I struck partial paydirt my first night in Chicago, at a party sponsored by Time Magazine’s Swampland blog at some sushi bar. After a few minutes of random conversation with people who weren’t particularly amused by my ancient and unoriginal joke about southerners inventing sushi (“We called it ‘bait'”), I found myself chit-chatting with a mild-mannered middle-aged guy who turned out to be Duncan Black, better known as the fiery Atrios. Within minutes, I also made the acquaintance of MyDD’s Adam Connor, TAPPED’s Ben Adler, not to mention Joe Trippi and two editors of realclearpolitics.com. Later that night, at an informal gathering at the conference hotel, I met Mark Schmitt of the New America Foundation, a blogger and wonk whose work I have admired for eons. And then I spent some time talking and drinking Jim Beam with a tall young man who finally introduced himself as Bob Brigham, formerly of Swing State Project and now a political consultant in California. Brigham, you see, has probably written more abusive stuff about me than anybody else in the blogosphere. But we wound up trading war stories and even talking about possible projects we could cooperate on in the future.
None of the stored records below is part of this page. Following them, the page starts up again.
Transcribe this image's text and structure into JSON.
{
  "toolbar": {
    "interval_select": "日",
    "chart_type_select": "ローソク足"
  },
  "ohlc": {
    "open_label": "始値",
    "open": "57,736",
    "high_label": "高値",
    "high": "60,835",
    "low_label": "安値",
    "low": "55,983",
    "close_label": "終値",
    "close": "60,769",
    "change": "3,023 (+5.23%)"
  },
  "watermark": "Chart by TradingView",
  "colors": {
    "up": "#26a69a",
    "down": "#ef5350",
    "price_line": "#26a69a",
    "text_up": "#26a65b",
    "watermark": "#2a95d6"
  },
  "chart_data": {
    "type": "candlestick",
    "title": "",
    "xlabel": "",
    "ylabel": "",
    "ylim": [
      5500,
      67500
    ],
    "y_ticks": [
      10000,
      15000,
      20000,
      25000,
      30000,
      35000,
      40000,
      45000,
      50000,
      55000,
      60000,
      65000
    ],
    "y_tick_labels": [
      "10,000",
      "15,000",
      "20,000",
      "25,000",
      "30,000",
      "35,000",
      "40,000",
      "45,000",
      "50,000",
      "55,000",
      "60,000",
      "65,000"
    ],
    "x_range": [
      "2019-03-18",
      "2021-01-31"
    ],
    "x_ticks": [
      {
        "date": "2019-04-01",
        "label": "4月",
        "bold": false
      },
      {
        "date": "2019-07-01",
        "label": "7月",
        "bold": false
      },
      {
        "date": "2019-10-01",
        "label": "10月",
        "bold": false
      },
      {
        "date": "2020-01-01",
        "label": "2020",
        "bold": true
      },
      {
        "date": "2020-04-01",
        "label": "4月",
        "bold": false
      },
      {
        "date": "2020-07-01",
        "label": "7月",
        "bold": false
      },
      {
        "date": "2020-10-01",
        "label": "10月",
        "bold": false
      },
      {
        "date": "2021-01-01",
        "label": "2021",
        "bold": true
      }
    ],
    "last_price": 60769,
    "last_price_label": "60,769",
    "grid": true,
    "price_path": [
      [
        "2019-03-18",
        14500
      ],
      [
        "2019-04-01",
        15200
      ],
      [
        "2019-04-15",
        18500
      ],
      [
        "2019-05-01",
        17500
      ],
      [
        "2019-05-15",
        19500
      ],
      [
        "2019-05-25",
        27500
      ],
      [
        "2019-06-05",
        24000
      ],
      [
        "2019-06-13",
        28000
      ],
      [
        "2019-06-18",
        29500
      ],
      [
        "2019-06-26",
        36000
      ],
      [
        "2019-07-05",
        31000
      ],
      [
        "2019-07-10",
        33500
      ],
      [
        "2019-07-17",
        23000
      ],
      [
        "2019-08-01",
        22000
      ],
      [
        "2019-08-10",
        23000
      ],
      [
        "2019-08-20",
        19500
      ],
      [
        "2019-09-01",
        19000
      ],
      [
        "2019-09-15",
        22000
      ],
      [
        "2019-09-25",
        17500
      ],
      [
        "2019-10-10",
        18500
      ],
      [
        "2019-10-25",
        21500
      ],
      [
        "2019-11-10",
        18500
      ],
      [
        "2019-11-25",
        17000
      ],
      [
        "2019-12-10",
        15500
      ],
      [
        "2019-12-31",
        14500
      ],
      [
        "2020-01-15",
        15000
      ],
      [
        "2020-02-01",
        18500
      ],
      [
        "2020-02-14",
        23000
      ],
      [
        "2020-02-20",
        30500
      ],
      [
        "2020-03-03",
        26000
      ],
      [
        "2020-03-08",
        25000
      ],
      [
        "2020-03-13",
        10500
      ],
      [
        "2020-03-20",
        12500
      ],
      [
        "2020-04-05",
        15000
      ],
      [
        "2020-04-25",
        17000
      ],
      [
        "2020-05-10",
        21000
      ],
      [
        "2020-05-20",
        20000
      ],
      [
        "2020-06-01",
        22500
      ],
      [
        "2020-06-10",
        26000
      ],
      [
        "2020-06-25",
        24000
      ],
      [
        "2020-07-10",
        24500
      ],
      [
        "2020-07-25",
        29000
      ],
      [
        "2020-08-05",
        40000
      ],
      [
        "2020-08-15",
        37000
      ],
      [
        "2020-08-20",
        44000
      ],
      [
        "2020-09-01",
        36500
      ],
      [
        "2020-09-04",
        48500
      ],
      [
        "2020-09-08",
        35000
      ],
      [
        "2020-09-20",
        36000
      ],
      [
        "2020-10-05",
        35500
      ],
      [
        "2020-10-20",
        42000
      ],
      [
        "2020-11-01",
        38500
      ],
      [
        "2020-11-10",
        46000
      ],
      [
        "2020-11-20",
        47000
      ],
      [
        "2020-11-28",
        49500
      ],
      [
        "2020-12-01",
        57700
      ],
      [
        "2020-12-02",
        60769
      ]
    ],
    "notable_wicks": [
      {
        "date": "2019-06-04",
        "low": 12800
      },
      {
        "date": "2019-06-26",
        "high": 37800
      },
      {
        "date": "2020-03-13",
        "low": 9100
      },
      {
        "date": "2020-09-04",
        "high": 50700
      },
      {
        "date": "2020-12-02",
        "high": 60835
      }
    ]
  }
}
On Saturday, after the presidential forum, I grabbed a very late lunch at a cookout sponsored by the Teamsters, risking the possibility that the sponsors, offended by my DLC-free-trade associations if not my pink polo shirt, would figure out who I was and beat me up. Instead, I ran into Joan McCarter (better known as the DailyKos front-page blogger McJoan), who was getting well-earned props from everyone there for her role in co-moderating the forum. Joan, whom I’d never met, is far and away the Kossack who’s been friendliest to me (succeeding Armando Llorens as my personal link to KosWorld), and she was generous enough to spend some time introducing me to other Kos front-pagers (e.g., Georgia10, DavidinNYC), not to mention several congressional candidates who were there in hopes of getting endorsed for ’08.
I didn’t have a chance to finally meet Markos Moulitsas himself (with whom I’ve exchanged many an email). Closest I got to him was at the Teamsters event, when he performed the unlikely task of introducing James Hoffa.
None of this personal outreach experience matters much to anyone other than me, but I have to say that all the folks I met at YearlyKos, including the people familiar with my background, were unfailingly polite and often positive about my own work (though sometimes only relatively, as in “Yes, you’re one of the reasonable ones Over There”). It’s often said that the relative anonymity of the blogosphere sharply reduces the perceived need for civility. Whether or not that’s true, “downloading” bloggers into real people can’t hurt.